Боевой разворот. Звено устремилось к следующей машине. Евгений любил такие атаки, когда чувствуешь дыхание товарища, словно связанного с тобой невидимой прочной нитью.
В воздухе все перемешалось.
Атакованные республиканскими истребителями бомбардировщики развернулись и стали уходить на свою территорию. И тут Степанов увидел горящий «чато». Увидел и Серов. Он подал сигнал Евгению, и оба истребителя в отвесном пике понеслись вниз.
Горел самолет Котыхова. Пытаясь скольжением сбить пламя, охватившее обшивку верхнего крыла и фюзеляж, Михаил остреливался от окруживших его фашистов. Едва не столкнувшись с одним из «фиатов», летчик вогнал в него очередь всех четырех бортовых пулеметов. «Фиат» стал падать. Серов, Степанов и присоединившийся к ним Григорий Попов с трудом сдерживали атаки фашистов, но силы были неравны. После того как Котыхов сбил «фиата», фашисты совсем остервенели. Не жалея боеприпасов, рвались они к едва державшемуся в воздухе «чато».

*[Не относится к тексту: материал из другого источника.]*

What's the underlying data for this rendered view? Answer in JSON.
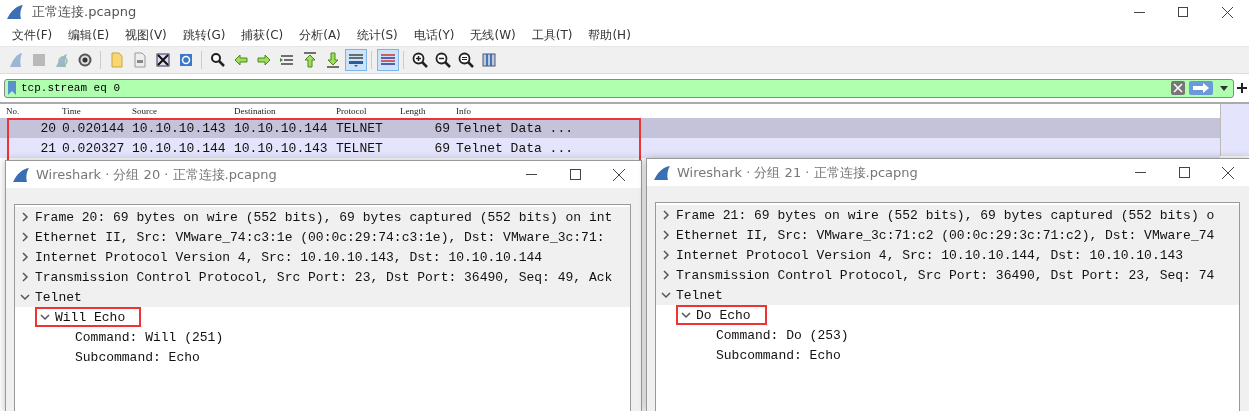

Бой оттянулся на республиканскую территорию. Котыхов не спешил покидать горящий самолет. Он шел к Сариньене, видимо надеясь посадить там свою машину. Ободренный поддержкой друзей, Михаил боролся с огнеми фашистами. Но вдруг ярко-оранжевое пламя охватило весь истребитель, от центроплана до хвостового оперения. На высоте около двух километров Михаил покинул самолет. В затяжном прыжке он падал к подернутой белесой дымкой земле. Потом над летчиком взметнулся белый купол.
«Фиаты», обладавшие на пике большой скоростью, чуть раньше успели с повисшему на стропах парашюта летчику. Степанов видел, как Михаил, вытянув руку с зажатым в ней пистолетом, стрелял в фашистов.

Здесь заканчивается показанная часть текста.